Just when you might think you’ve had enough of winter (or an interminably wet spring), you’re reminded of a place that is still measuring the snow on the ground in feet.
And it’s beautiful just the same.
Two years ago in May, we visited Crater Lake National Park in southern Oregon. The caldera in which the lake is cupped is at an elevation of 7,000 to 8,000 feet and therefore chilly, even in May; we had to climb a 20-foot snowbank in order to catch a glimpse of the lake. And that was after a 90-minute drive through winding roads—it’s as remote as it is stunning. Forty-six feet of snow—feet, not inches—fell at Crater Lake that year; in February of this year, the park experienced the second biggest monthly snowfall in nearly 70 years at 154 inches. Road crews use rotary plows equipped with fans that can shoot snow 75 to 80 feet in the air, but Rim Drive (the road circling the lake) remains blocked at this time of year.
But forget about the snow; the real show is the lake. At 1,943 feet deep, Crater Lake is the world’s deepest volcanic lake. Replenished only by rain and snow, Crater Lake is widely considered to be the cleanest, clearest large body of water in the world.
When my Beloved and I were there two years ago on a calm, sunny day, it was the bluest reflecting pool I’ve ever seen. It was so calm, it was like a mirror of the shore and the sky. Those white streaks in the water? Those are the reverse images of the wispy contrails in the sky.
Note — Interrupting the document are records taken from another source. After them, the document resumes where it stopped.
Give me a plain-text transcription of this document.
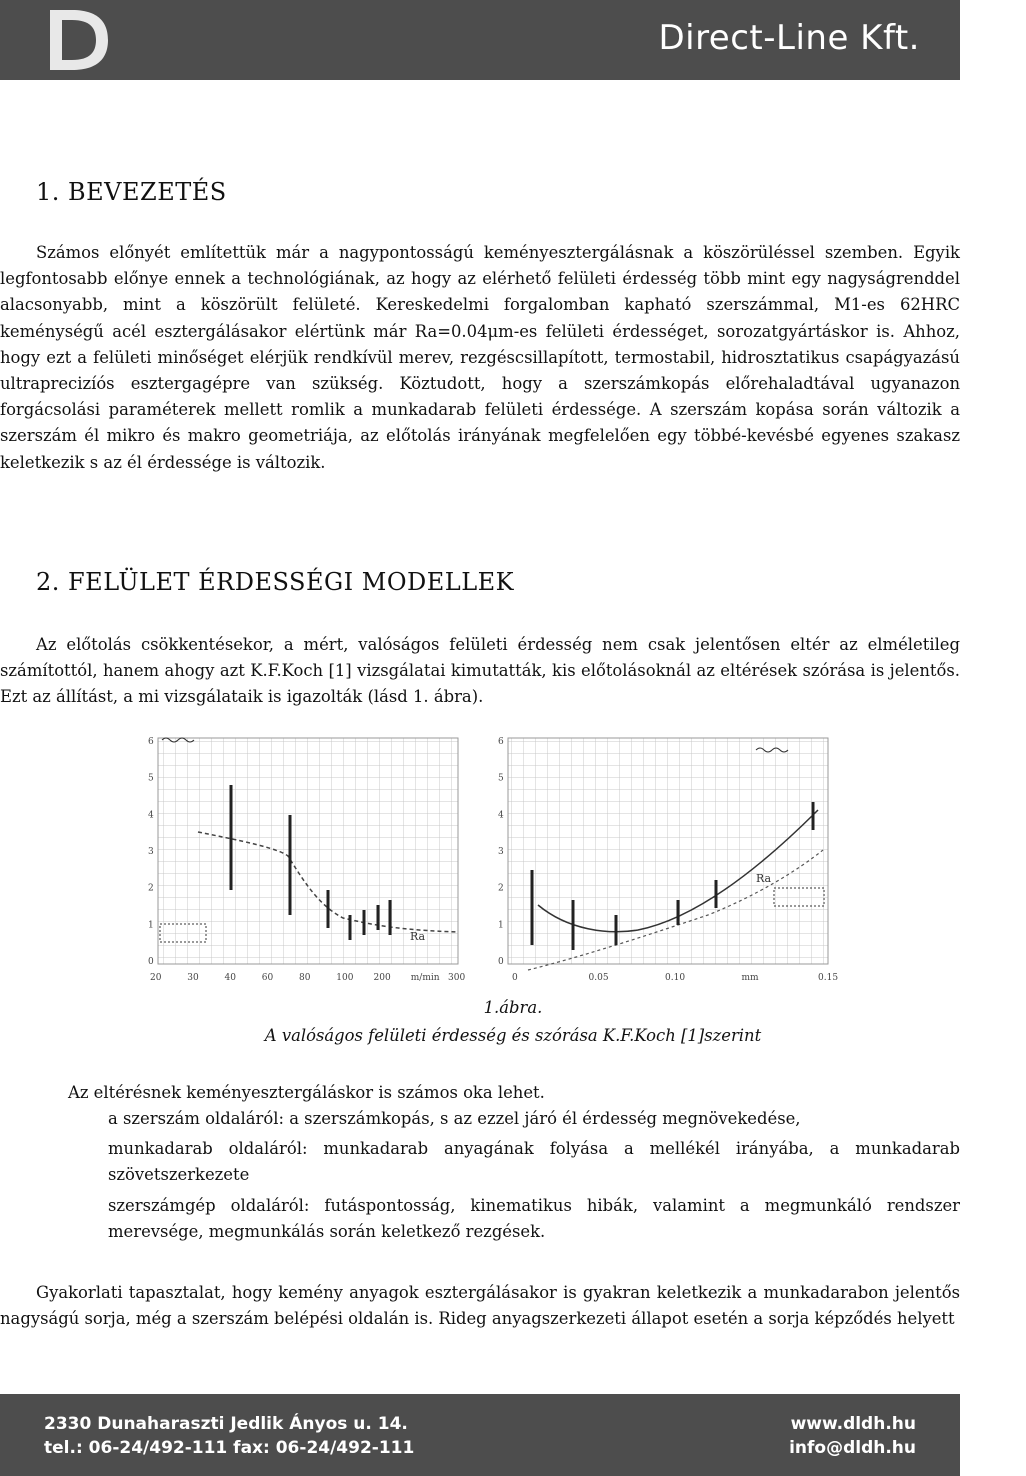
Direct-Line Kft.
1. BEVEZETÉS

Számos előnyét említettük már a nagypontosságú keményesztergálásnak a köszörüléssel szemben. Egyik legfontosabb előnye ennek a technológiának, az hogy az elérhető felületi érdesség több mint egy nagyságrenddel alacsonyabb, mint a köszörült felületé. Kereskedelmi forgalomban kapható szerszámmal, M1-es 62HRC keménységű acél esztergálásakor elértünk már Ra=0.04μm-es felületi érdességet, sorozatgyártáskor is. Ahhoz, hogy ezt a felületi minőséget elérjük rendkívül merev, rezgéscsillapított, termostabil, hidrosztatikus csapágyazású ultraprecizíós esztergagépre van szükség. Köztudott, hogy a szerszámkopás előrehaladtával ugyanazon forgácsolási paraméterek mellett romlik a munkadarab felületi érdessége. A szerszám kopása során változik a szerszám él mikro és makro geometriája, az előtolás irányának megfelelően egy többé-kevésbé egyenes szakasz keletkezik s az él érdessége is változik.

2. FELÜLET ÉRDESSÉGI MODELLEK

Az előtolás csökkentésekor, a mért, valóságos felületi érdesség nem csak jelentősen eltér az elméletileg számítottól, hanem ahogy azt K.F.Koch [1] vizsgálatai kimutatták, kis előtolásoknál az eltérések szórása is jelentős. Ezt az állítást, a mi vizsgálataik is igazolták (lásd 1. ábra).

Ra
6
5
4
3
2
1
0
20	30	40	60	80	100 200 m/min 300
Ra
6
5
4
3
2
1
0
0	0.05	0.10	mm	0.15
1.ábra.
A valóságos felületi érdesség és szórása K.F.Koch [1]szerint
Az eltérésnek keményesztergáláskor is számos oka lehet.
a szerszám oldaláról: a szerszámkopás, s az ezzel járó él érdesség megnövekedése,
munkadarab oldaláról: munkadarab anyagának folyása a mellékél irányába, a munkadarab szövetszerkezete
szerszámgép oldaláról: futáspontosság, kinematikus hibák, valamint a megmunkáló rendszer merevsége, megmunkálás során keletkező rezgések.

Gyakorlati tapasztalat, hogy kemény anyagok esztergálásakor is gyakran keletkezik a munkadarabon jelentős nagyságú sorja, még a szerszám belépési oldalán is. Rideg anyagszerkezeti állapot esetén a sorja képződés helyett

2330 Dunaharaszti Jedlik Ányos u. 14.
tel.: 06-24/492-111 fax: 06-24/492-111
www.dldh.hu
info@dldh.hu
Crater Lake, resting inside a caldera formed 7,700 years ago when a volcano collapsed, was established as a national park in 1902 and has been protected from lakefront developers who might sully its rugged shores. As I mentioned, it’s a remote National Park but it’s worth the trip if you find yourself in southern Oregon. As a destination, I would recommend visiting it later in the summer (when there’s less snow and easier travel).